Monday, 18 November 2013

The Cosy Mood of Brave England







Cosy is an inadequate word. It reeks of childish nostalgia and brings to mind snivelling estate agents trying to fob off inconveniently small living spaces. The word is often used to translate the Swedish mys and German gemütlich, yet these words hold a place in the hearts of Swedes and Krauts incomparable to the lowly position where cosy is regarded by the English. Cosy is quite nauseating and sentimental because of the way it has been co-opted by shrewd advertising executives seeking to manipulate consumers’ emotions in order to screw them out of a few quid come Christmas time.

It is this disdain for the concept of cosiness, seeing it as nothing but a vague feeling of comfort with no clearly defined value, utilised by shysters and idiots for insignificant purposes, that prevents us from sympathising with the way in which our Germanic cousins perceive the equivalent terms.

Gemütlich is ruthlessly dismissed by the Irish Francophile, Samuel Beckett in Mercier and Camier where it is used in the dishonest way in which cosy is so frequently employed.


“It’s snug…said the man, there is no other word. Patrick! He cried. But there was another word, for he added, in a tone of tentative complicity, whatever that sounds like, It’s … gemütlich.”
The drunken Mercier later chides the manager of the inn for using such language, “You have a curious way of managing, for a manager. What have you done with your teeth? Is this what you call gemütlich?”

Though far from an Englishman, Beckett was guilty of the English speaker’s prejudice against cosiness. My Swedish ex-girlfriend stressed to me the importance of mys on many an occasion but it took time for me to realise that this was not a universally understood concept and indeed the German regards gemütlich differently from how the Swede thinks of myset. In an effort to understand, I volunteered the cosy image of a log fire and learned that this was indeed considered mys. Yet other concepts of English cosiness were excluded from the Swedish definition, including for example houses with carpets, for these are alien to the pine wood floors of a Scandinavian home. Thus it seems mys is necessarily Swedish as much as gemütlich must be German in character. The people of these nations perceive these concepts in terms of the consolation they enjoy when experiencing the familiar and homely comforts that are proper to their respective peoples. Thus cosiness is inherently un-cosmopolitan. It is national. It is not universal or properly translatable, which is why cosy can never express what is truly meant by our continental cousins. The words mys and gemütlich are each used more frequently and less self-consciously than English words like snug or cosy. I suspect the true English equivalent is a satisfied exhalation prior to a leisurely gulp of ale.
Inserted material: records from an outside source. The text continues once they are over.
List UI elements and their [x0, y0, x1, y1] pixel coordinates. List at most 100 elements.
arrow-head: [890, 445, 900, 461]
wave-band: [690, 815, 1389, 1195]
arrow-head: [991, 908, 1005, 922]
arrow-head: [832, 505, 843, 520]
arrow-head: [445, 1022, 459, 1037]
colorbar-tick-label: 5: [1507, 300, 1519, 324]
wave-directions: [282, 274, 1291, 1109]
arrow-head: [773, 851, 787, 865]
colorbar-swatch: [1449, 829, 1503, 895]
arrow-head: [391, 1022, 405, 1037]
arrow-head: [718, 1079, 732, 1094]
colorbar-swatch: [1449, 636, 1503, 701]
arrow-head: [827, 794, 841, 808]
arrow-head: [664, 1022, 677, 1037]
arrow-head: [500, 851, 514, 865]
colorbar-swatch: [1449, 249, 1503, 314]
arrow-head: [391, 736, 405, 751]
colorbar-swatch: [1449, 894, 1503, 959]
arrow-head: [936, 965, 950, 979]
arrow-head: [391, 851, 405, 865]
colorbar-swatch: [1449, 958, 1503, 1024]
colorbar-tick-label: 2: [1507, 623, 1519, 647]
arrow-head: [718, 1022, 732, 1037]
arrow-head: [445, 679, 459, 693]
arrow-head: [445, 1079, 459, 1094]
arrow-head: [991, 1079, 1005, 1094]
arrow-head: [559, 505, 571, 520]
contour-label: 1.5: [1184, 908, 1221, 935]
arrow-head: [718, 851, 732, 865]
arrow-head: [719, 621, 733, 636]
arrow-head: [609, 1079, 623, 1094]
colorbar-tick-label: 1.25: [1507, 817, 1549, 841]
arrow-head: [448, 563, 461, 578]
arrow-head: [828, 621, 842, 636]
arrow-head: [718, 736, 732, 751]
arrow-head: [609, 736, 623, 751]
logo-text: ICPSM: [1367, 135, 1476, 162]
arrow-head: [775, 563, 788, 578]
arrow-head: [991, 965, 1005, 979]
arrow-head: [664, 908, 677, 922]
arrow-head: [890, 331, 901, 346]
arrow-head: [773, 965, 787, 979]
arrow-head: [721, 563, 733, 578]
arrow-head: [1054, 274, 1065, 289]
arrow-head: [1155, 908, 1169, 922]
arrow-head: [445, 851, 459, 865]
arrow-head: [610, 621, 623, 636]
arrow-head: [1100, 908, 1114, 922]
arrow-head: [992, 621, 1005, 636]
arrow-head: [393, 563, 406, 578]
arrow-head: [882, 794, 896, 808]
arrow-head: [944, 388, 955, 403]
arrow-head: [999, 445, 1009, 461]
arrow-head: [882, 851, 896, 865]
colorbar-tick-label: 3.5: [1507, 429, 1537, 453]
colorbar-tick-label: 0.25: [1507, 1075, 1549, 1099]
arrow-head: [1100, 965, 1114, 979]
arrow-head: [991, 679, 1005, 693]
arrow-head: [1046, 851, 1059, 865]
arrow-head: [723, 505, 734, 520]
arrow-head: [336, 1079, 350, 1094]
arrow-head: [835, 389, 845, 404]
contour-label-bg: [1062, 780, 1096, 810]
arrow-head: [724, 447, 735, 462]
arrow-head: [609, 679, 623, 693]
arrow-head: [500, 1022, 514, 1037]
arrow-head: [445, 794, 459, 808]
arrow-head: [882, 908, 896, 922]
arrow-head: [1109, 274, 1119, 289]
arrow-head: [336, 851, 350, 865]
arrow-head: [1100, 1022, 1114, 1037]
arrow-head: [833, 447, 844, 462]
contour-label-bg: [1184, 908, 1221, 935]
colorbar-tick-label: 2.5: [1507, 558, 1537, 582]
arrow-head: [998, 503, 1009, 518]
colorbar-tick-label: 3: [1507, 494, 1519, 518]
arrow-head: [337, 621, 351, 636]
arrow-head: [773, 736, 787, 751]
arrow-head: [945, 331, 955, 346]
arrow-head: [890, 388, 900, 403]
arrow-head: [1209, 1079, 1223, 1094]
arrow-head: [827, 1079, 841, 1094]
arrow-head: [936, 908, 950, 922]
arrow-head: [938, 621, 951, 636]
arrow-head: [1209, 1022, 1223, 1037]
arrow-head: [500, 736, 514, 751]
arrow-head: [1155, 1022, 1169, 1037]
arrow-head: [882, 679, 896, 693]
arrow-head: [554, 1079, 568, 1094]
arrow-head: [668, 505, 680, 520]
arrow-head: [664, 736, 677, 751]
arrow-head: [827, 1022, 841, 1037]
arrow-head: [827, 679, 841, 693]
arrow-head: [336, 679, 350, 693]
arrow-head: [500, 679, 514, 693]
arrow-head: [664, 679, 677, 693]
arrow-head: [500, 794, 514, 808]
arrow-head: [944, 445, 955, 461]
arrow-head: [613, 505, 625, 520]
There is a common link in language and feeling between us all though. Although the word mys is sometimes meant as snuggle and can even have sexual connotations (you know how Swedes are these days), the Swedish for brave is modig which is etymologically related to gemütlich which comes from gemüet “mind, mentality”, equivalent to gemüt “mind, soul.” Swedish modig can also mean “valiant, high spirited, courageous”, which is precisely what the Old English word módig (pronounced moody) used to mean. We still have a remnant of this word with the modern English mood. So how did brave become moody in England and cosy in Germany? Well, the Old English noun mód could mean mood in general, but was also related to what we now call the ego or the will. It was associated with arrogance, pride, violence and power but was also used in other words with very different associations. The adjective ánmód means steadfast, fierce, resolute” while módcearig means sorrowful of heart.” Thus mood was used to describe emotion, mind, heart and will. 

Swedish, English and German are all descended from a common language known as Proto-Germanic, which in turn comes from Indo-European. The reconstructed proto-Germanic equivalent of mood is  mōdą, mōdaz “sense, courage, zeal, anger” and the Proto-Indo-European is -, - “endeavour, will, temper.” The brave meaning of mood is retained in other Germanic languages such as Dutch moed and Scots mude, muid, but the Icelandic móður, meaning “grief, moodiness”, is more similar to the English word moody.

We still understand mood to designate distinct atmospheric emotions, yet to be moody is now exclusively negative. This might have something to do with the Old English word ofermod which means “pride” and has therefore been regarded as a sin for centuries.But it's interesting to consider when one is in a “good mood” that these two words are etymologically related to words meaning God and soul. Little wonder that gemütlich is so important to the Germans; for mood and atmosphere which put us in touch with our national past and the associated aesthetics, remind us of our position in space and time. The familiar and consoling effect of architecture, interior design, art and old fashioned activities remind us of who we are, speaking to our “heart, mind, soul” and easing the módcearig of the modern age.